Making a complaint

INTRODUCTION

This page provides preliminary information for people who are thinking about complaining to the Australian Press Council about material published by an Australian newspaper, magazine or website. It addresses the following four issues:

What can be complained about?
Who can complain?
When can a complaint be made?
How can a complaint be made?

At the bottom of this page you will find a link to the Council's online complaint form. No fees are charged for using the Council’s complaints process.

For information on what happens after a complaint is made, see Handling of Complaints

Click here for a copy of the Council's general information brochure. Click here to watch a short video about the work of the Council

WHAT CAN BE COMPLAINED ABOUT?

Types of material

Complaints may relate to news reports, articles, editorials, letters, cartoons, images and other published material. The Council does not consider complaints about advertising material, except where the complaint is that the material is not clearly identifiable as advertising.

Where it is more appropriate for a complaint to be dealt with by another organisation, the Council will suggest that the complainant raises the matter with that organisation. This may occur where, for example, the complaint relates to advertising, or to broadcasts on radio or television.

Types of publications

The Council considers complaints about material published in print or digital form by publishers which are “constituent bodies” of the Council. It can also consider complaints about the methods used by publications to obtain information which is subsequently published.

Most Australian newspapers and magazines, and their associated digital outlets, are constituent bodies. So are some of the leading digital-only publishers. See the full list here. The only major newspaper which is not published by a constituent body is The West Australian.

The Council may also consider complaints about material published by other publishers. But, unlike constituent bodies, those publishers are not under a legal obligation to cooperate with the Council or to publish any adjudication by it.

Complaints are treated by the Council as being against the publication, not any individual journalist or editor. But in most complaints the Council’s consideration is likely to focus on the actions of journalists, editors or other media practitioners.

WHO CAN COMPLAIN?

General rule

In general, any person may lodge a complaint about published material. Unless there are exceptional circumstances, the Council will not consider complaints by one publisher member of the Council against another.

“Secondary complaints” 

Where a complainant is not personally identified or directly affected by the published material, the complaint may be considered as a “secondary complaint” and some different procedures may apply (see Handling of Complaints).

Download a copy of the fact sheet Secondary Complaints.

WHEN CAN A COMPLAINT BE MADE?

General rule

A person can complain to the Council

  • after complaining to the relevant publication; or
  • at the same time as a complaint is made to the publication; or
  • without having complained to the publication.

Where a complaint is made directly to the Council, it may decide to

  • commence its consideration of the complaint; or
  • in some circumstances, ask the complainant to raise the complaint directly with the publication and then come back to the Council if its further involvement is sought.

Time limits

Complaints normally should be made within thirty days of the first publication of the relevant material. Where appropriate, a complaint can be made with a request that the Council delays consideration of it until a specified event (e.g. recovery from serious illness)

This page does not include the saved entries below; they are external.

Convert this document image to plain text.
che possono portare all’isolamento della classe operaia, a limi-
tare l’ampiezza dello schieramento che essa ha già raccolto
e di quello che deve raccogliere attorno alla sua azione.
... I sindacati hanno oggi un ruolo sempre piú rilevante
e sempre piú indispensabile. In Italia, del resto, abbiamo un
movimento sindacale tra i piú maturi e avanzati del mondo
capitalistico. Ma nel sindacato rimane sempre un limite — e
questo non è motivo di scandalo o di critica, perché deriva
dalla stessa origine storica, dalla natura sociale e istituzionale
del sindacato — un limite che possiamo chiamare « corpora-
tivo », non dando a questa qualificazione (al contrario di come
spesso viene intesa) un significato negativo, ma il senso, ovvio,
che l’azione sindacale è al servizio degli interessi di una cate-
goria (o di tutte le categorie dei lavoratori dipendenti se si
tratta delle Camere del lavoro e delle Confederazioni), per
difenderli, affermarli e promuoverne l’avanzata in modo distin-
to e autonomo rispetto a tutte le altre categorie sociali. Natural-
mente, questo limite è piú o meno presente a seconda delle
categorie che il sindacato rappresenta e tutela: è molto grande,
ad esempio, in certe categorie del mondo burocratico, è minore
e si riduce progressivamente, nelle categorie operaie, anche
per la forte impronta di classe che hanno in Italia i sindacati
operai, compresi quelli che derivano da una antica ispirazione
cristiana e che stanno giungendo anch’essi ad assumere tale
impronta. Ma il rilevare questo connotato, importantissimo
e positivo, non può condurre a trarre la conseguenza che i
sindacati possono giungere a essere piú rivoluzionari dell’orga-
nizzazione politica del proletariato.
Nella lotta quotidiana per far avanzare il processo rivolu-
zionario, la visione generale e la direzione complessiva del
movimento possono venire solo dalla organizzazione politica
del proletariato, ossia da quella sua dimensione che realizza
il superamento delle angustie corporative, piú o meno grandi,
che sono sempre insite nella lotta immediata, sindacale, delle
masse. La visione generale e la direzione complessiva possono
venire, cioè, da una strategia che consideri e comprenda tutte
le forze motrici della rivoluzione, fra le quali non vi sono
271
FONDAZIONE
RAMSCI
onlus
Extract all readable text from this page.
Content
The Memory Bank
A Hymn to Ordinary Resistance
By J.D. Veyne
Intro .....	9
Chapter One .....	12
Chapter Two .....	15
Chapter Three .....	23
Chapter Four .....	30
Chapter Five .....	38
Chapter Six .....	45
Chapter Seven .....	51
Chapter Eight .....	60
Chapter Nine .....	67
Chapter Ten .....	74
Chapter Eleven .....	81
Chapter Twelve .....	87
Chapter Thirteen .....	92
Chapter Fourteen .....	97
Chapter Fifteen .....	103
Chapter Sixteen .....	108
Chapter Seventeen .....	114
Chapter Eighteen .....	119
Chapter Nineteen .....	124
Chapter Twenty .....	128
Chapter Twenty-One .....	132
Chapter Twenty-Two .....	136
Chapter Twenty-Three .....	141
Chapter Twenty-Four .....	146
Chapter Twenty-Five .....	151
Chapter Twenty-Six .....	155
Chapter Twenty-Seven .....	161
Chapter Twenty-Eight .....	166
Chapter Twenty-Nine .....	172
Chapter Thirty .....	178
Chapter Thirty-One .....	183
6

Where the complaint is lodged out of time, the complainant must seek approval for consideration, on the basis of one or more of the following:

  • there was a reasonable justification for the complainant not having previously noticed the material; or
  • the complaint involves a number of articles over a lengthy period; or
  • the complainant had spent time unsuccessfully seeking a response from the publication; or
  • there were other good grounds for delaying submission of a complaint.

Legal proceedings

The Council does not require complainants to undertake that they will not commence legal proceedings in relation to the material about which they are complaining. But they must tell the Council if they have done so or may do so.

If proceedings have actually been commenced, consideration of the complaint by the Council should not proceed unless there are special circumstances which mean that a delay would be unfairly detrimental to the complainant.

Further information on this topic is available in the Legal Proceedings fact sheet.

HOW CAN A COMPLAINT BE MADE?

General rule

  • Complaints should be made by completing the Council’s Complaint Form and sending it to the Council preferably online, or by email, fax or post. The contact details are on the form. See below for the link button to an online complaint form.

    A printable complaint form is downloadable here

Exception

  • If it is difficult or impossible for a complainant to make a written complaint by using the online or downloadable complaint form, they may contact the Council for advice and assistance. For contact details click here.

Legal and other professional representatives

  • The Council’s complaints process is intended to be as informal, prompt and economical as possible. Complaints must be made and pursued by complainants or their immediate family unless there are exceptional circumstances. Complainants and publications are not normally permitted to communicate with the Council through lawyers.

Confidentiality

  • Complainants must indicate when making a complaint if they wish some details to be kept confidential from the publication or not to be published in any Council adjudication on the matter. The Council will then explain circumstances in which this may be possible and the complainant can decide whether to proceed with the complaint.